Problem Set 3

[*Mahi*]

Now it's enough to show that $\sum_{k\geq 1} \left \lfloor \frac{n}{p^k} \right \rfloor \ge p^a$

Actually, $\sum_{k\geq 1} \left \lfloor \frac{n}{p^k} \right \rfloor = $ The highest power that divide $n!$. So if thought $P^a||m$ and $P^a||n!$ then you have proved that $a \geq P^a$. Actually it doesn't make any sense to me. May be i couldn't get your solution correctly or you just make a bug.
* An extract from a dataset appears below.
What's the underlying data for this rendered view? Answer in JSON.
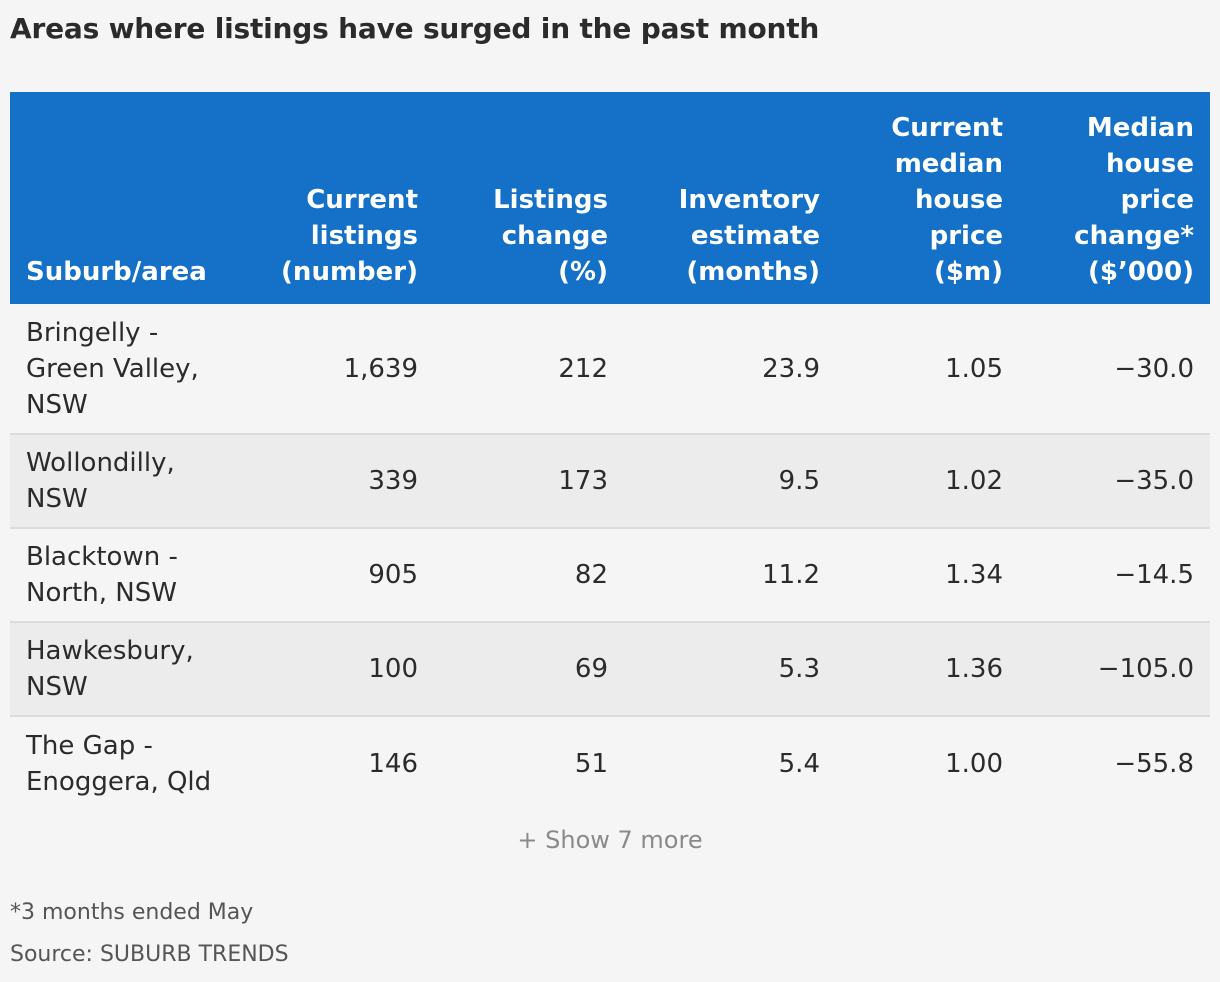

Please explain your solution to us more briefly.

He said $\sum_{k\geq 1} \left \lfloor \frac{n}{p^k} \right \rfloor \ge p^a$ or if $p^x||n!$ then $x \geq a$, hope it clear things up.

[Phlembac Adib Hasan]

As $2$ and $a$ are co-primes, $x|2$ or $x|a$

What if $x=2k$ where $(2,k)=1$ , $2|2$, $k|a$. Are you considering $x$ a prime?I didn't get your solution...

Thank you.I missed the case.Now the proof has been edited.

[Phlembac Adib Hasan]

No 8:

$2^{2a}\equiv1(modb)$
$2^{2b}\equiv1(modc)$
$2^{2c}\equiv1(moda)$

a,b,c wont be even . So that
If b \geq 3
$2^{(2a,\phi(b))} \equiv 2^2 mod \equiv 1(modb)$ (i)
else $b=1$ (ii)
let $a=2n+1$ then for (i)
$2^{2n+1}+1=2^a+1 \equiv 3 \equiv 0( mod b)$
or $b=3$

Thus we can say $c=1,3$,$a=1,3$ are possible values of $b,c$ too.

$ a,b,c$ be pairwisely co prime ,
So that all possible triple is $(1,1,1)$ and permutations of$(3,1,1)$

If $(a,b)=1$ then it's not always true $(2a,\phi (b) )=2$ because $\phi (b)$ may have such prime factors that $b$ doesn't have.

[sourav das]

Now it's enough to show that $\sum_{k\geq 1} \left \lfloor \frac{n}{p^k} \right \rfloor \ge p^a$

Actually, $\sum_{k\geq 1} \left \lfloor \frac{n}{p^k} \right \rfloor = $ The highest power that divide $n!$. So if thought $P^a||m$ and $P^a||n!$ then you have proved that $a \geq P^a$. Actually it doesn't make any sense to me. May be i couldn't get your solution correctly or you just make a bug. Please explain your solution to us more briefly.

He said $\sum_{k\geq 1} \left \lfloor \frac{n}{p^k} \right \rfloor \ge p^a$ or if $p^x||n!$ then $x \geq a$, hope it clear things up.

I meant to actually he has to proof $\sum_{k\geq 1} \left \lfloor \frac{n}{p^k} \right \rfloor=a \ge x$ where he proved that $a\geq P^x$

[Nadim Ul Abrar]

:'( .... ......

[Masum]

Still there are mistakes. You know that $b$ does not share any common factor with $a$ but $\varphi(b)$ may share, because there are some $p_i-1$'s in $\varphi(b)$ who may contain a prime factor of $a$.